In fact, more than anything else, Kirsch’s new book is an expression of his abiding faith. Not a faith in God, Zionism or America — he is open-minded about all of these, willing to see the different sides. Instead, Kirsch’s is a traditional liberal faith in books themselves, and in their power to edify, soothe and unite people. It’s a faith shared with many writers and readers of book reviews, and it’s the same one that led a group of young American Jews to create the Jewish Publication Society in Philadelphia in the 1880s, at a moment of crisis and division, on the theory that books could “enlist the sympathy of all, even the most rigidly orthodox, and even the most wildly radical,” and “form a meeting point of intellectual kinship to those who, on religious and doctrinal grounds, are most wildly and bitterly dissevered.”
Such a faith in books has sometimes been dismissed as middlebrow, at least by intellectuals.

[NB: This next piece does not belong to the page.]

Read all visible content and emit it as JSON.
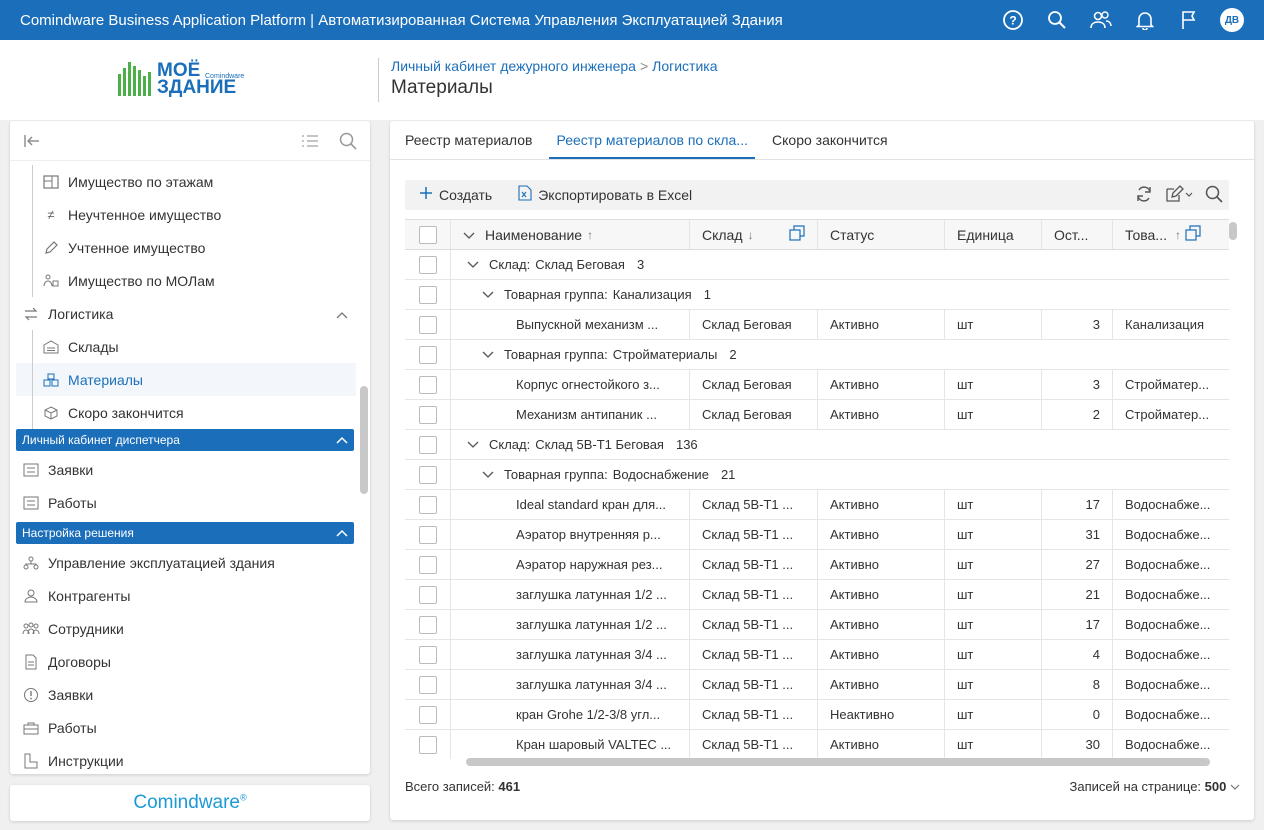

But in our collapsing America, stopping to read a book, let alone a whole shelf of them, as Kirsch has done — rather than distractedly scrolling through a listicle of 10 takeaways from some new tell-all — has come to seem an increasingly noble, perhaps utopian, act.
As fascism flowers at home and abroad, and conspiracy theorists sharpen their knives while readying congressional bids, why not hope, alongside Kirsch, that a few readers will find their way for the first time to a writer like Primo Levi or Grace Paley or Abraham Joshua Heschel, and through them to a more nuanced and accepting understanding not just of Jews, but also of recent history? As Anne Frank wrote, “Where there’s hope, there’s life.”